« Pour moi, on n’est écrivain qu’à condition d’être poète ». Sony Labou Tansi (1947-1995) est connu et célébré comme romancier et dramaturge. Mais qui connaît son œuvre poétique ? De cette terra incognita, seuls témoignaient quelques poèmes éruptifs lancés à la volée dans la presse et aussitôt relégués aux oubliettes de l’éphémère. À la mort de l’écrivain, on découvre dans ses papiers une multitude de poèmes manuscrits, inédits. L’ensemble constitue une mosaïque de recueils et de fragments qui obéit à un dessein aussi cohérent que son théâtre et son œuvre romanesque.
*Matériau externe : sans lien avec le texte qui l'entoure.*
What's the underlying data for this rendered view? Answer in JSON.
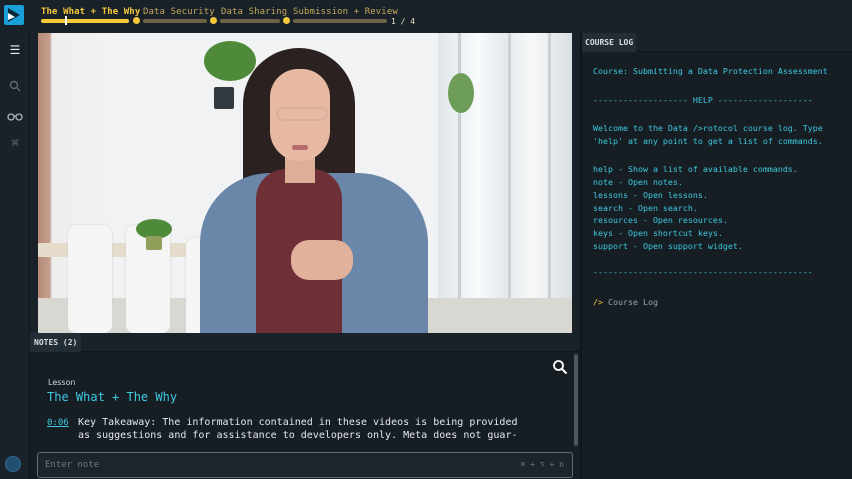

La présente édition génétique les reprend tous dans le continuum chronologique de leur écriture autographe, telle qu’elle a pu être reconstituée à partir des manuscrits, de la correspondance et des entretiens. (Quatrième de couverture).
DIX
Le jour
Sort
De la nuit
Pour balayer
Les étoiles
Ces voix
Ces souffles
Ces ombres dans les blés fatigués
Des gestes sans épis
Où sont-ils partis
Cette longue fusillade de tams-tams
Cette lente germination des ancêtres
Dans les hanches noires du silence
Où sont-ils partis
Ces morts chéris
Qui grouillaient
Dans l’écorce translucide
Des chansons
ONZE
Le soleil pose
sa blanche mélancolie
sur la [xxxx] nuque des vagues froissées
Cette mer est bien aveugle
Qu’est-ce qu’elle cherche
Avec sa gendarmerie de vagues
Dans le sang
De ce disque languissant-bondissant
Je m’assois dans la nuit
Je songe mes petits dieux
D’argile
Jetés à la mer – et par simplicité
EtMon cœur applaudit
La sombre souplesse des vagues
Qui s’agitent
Comme
Des oliviers –
DOUZE
La nuit tombe
Comme un fruit
Dans mon cœur –
Les voix de la mer
sont
Comme des noms
d’amis
Les voix dans la mer
sont
Comme des noms
Mal dits
Je m’échoue sur cette plage
Ponténégrine
Et chaque vague en se levant
Vient saler
Mon âme insipide
Les gestes de la mer
sont comme souples comme
Un corps de femme –
Le ciel dans la mer
Est placide
Comme les racines d’une caresse
TREIZE
Deux hommes bien sages sages
Ont coupé la tête d’un Noir
Qu’ils promènent dans le village
Comme un message très sale à voir –
Deux soldats bien blancs
Pataugent dans le sang noir
Qui sort par les yeux encore tremblants
Pauvres dents Pauvre langue Pauvres mâchoires
Pauvres portugais – le sang tangue comme le temps
Courage mes frères d’orgueil
Nous ne sommes pas faciles à insulter
A insulter
Cheu Ceux qui fuyaient Hitler
Distrayent l’écureuil dans son verdoyant
Repos – Jetez vos ventres
Donnez vos têtes comme des fleurs
Sur leur défilé
Donnez tout votre sang à saboter
Mais chez nous rien n’a jamais
Pesé moins lourd
que sept fois sept milliards de Portugais
Rien ne pèsera moins lourd
Que sept cent Mississippi de sperme
Portugais.
QUATORZE
Mettez ce siècle
À ma place
On rapièce mon sang
Mettez votre charité Chrétienne
À ma place
Elle s’agite dans ma chance
Mettez votre Civilisation
À ma place
Elle me crève les yeux
Mettez vos pays à ma Place
Ils tr trottent tous
Dans mes entrailles
Mettez-vous à ma place
Je Tout s’amuse
Dans mes nerfs d’argile
Du pain quotidien
Aux fleurs des marxismes –
Tout me prie de prêter garder mon sommeil
D’île dans la mer
Sony Labou Tansi, « Les Yeux de l’espoir », in Poèmes, édition critique, coordonnée par Claire Riffard et Nicolas Martin-Grand, en collaboration avec Céline Gahungu, coll. Planète Libre 1240 pages, 45€, CNRS Éditions, 2015, pp. 499 à 503.